Pablo Garrido Sánchez
('esperemos que "lo que esperamos" le interese a los lectores, aunque estemos en Adviento. Un abrazo Pablo'. A mí me ha interesado y no sólo, me parece un texto precioso, útil, sugerente. Me he tomado la libertad de dividirlo en tres partes, para facilitar la lectura. Después, quien lo desee podrá leerlo seguido y junto, porque merece la pena).
Vivimos en la
esperanza, porque en esperanza hemos sido salvados (Cf 1Pe 1,3).

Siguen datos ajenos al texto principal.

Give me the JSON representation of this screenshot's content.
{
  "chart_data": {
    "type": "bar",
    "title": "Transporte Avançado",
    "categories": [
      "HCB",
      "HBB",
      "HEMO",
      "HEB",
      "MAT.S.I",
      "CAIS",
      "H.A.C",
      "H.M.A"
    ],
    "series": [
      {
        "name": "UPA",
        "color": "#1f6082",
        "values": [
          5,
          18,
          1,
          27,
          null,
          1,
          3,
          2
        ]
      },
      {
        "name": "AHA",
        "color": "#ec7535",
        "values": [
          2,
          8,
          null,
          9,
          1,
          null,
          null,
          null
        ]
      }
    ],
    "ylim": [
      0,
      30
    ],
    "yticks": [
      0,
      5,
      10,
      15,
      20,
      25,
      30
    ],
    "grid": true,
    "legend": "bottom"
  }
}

Proyectamos cosas, esperamos acontecimientos y recordamos lo que ha sucedido
con la finalidad de afrontar mejor el futuro. Pero es preciso añadir algo más:
Alguien nos está esperando siempre más allá de aquí. Le ponemos nombre a los
que nos esperan en la vida de los bienaventurados: en primer lugar DIOS mismo,
y en segundo lugar todos aquellos con los que en esta vida hemos construido
fraternidad. En este grupo tenemos a los familiares y amigos, sin olvidarnos
nunca de nuestro ángel custodio y nuestro santo patrono. La fe, la esperanza y
la caridad perviven más allá de aquí (Cf 1Cor 13,13), aunque juegan un papel
fundamental en el paso por este mundo. Aunque sea obvio, es preciso señalar que
la espera principal es la de DIOS mismo, y haremos
bien en traer a la memoria con frecuencia la parábola del Hijo pródigo, o del
Padre misericordioso (Cf. Lc 15,11-32), que sale diariamente al camino a ver si
llega su hijo, que reconoce al instante aunque lo reciba hecho un adefesio y
haya que vestirlo de nuevo para dejarlo presentable.
También
en el tiempo litúrgico de Adviento, no hay inconveniente en reflexionar sobre
nuestro destino en el más allá. Nunca vamos a agotar el tema, pero algunas
cuestiones podemos afirmarlas basándonos en la Escritura. Una primera
consideración incómoda es que nos tenemos que morir, pues el estado de vida
presente viene marcado por la biología con el factor de la mortalidad, y
nuestras células están acompañadas del correspondiente marcador biológico que
determina el envejecimiento y la muerte final en un tiempo determinado, salvo
algún suceso que anticipe la propia muerte. Este hecho incómodo, por decirlo
suavemente, nos acompaña con más o menos claridad en todas las decisiones de la
vida adulta: sabemos que vamos a morir, aunque no sepamos exactamente ni el
cómo, ni el cuándo, ni el dónde; aspectos que pueden añadir un poco más de
intranquilidad a este hecho. En esta tesitura podemos afrontar de forma cristiana la muerte o dejarnos embargar por
la anestesia del rechazo a un planteamiento transcendente. Es cierto que
optar por esta última vía puede conducir a un estado interior muy poco
recomendable, que en el fondo nada tranquiliza.
Nosotros,
como apuntamos, vamos a aproximarnos al hecho de la muerte y de la vida eterna,
partiendo de la Escritura y de nuestra experiencia religiosa. Es muy
reconfortante, y de tener en cuenta, el haber acompañado a un amigo o familiar
en los últimos días o momentos previos a su fallecimiento, y haber sido
testigos de la paz y serenidad que acompañaron el tránsito de la muerte al otro
lado de la existencia vedado para los que permanecemos en esta orilla de la
vida. La muerte es el acto más serio, importante y decisivo del ser humano en
este mundo, y DIOS así se lo toma. Los chascarrillos que formulamos sobre la
muerte y los difuntos pueden rebajar algo la tensión que el tema suscita, pero
se pueden decir verdaderas tonterías. Nadie
en su sano juicio desearía volver de la edad adulta a la infancia, salvo que se
padezca una patología regresiva; lo mismo sucede con aquel que ha entrado
en la otra vida salvo patología se desengancha de esta vida, porque la
existencia continúa en estadios muy superiores.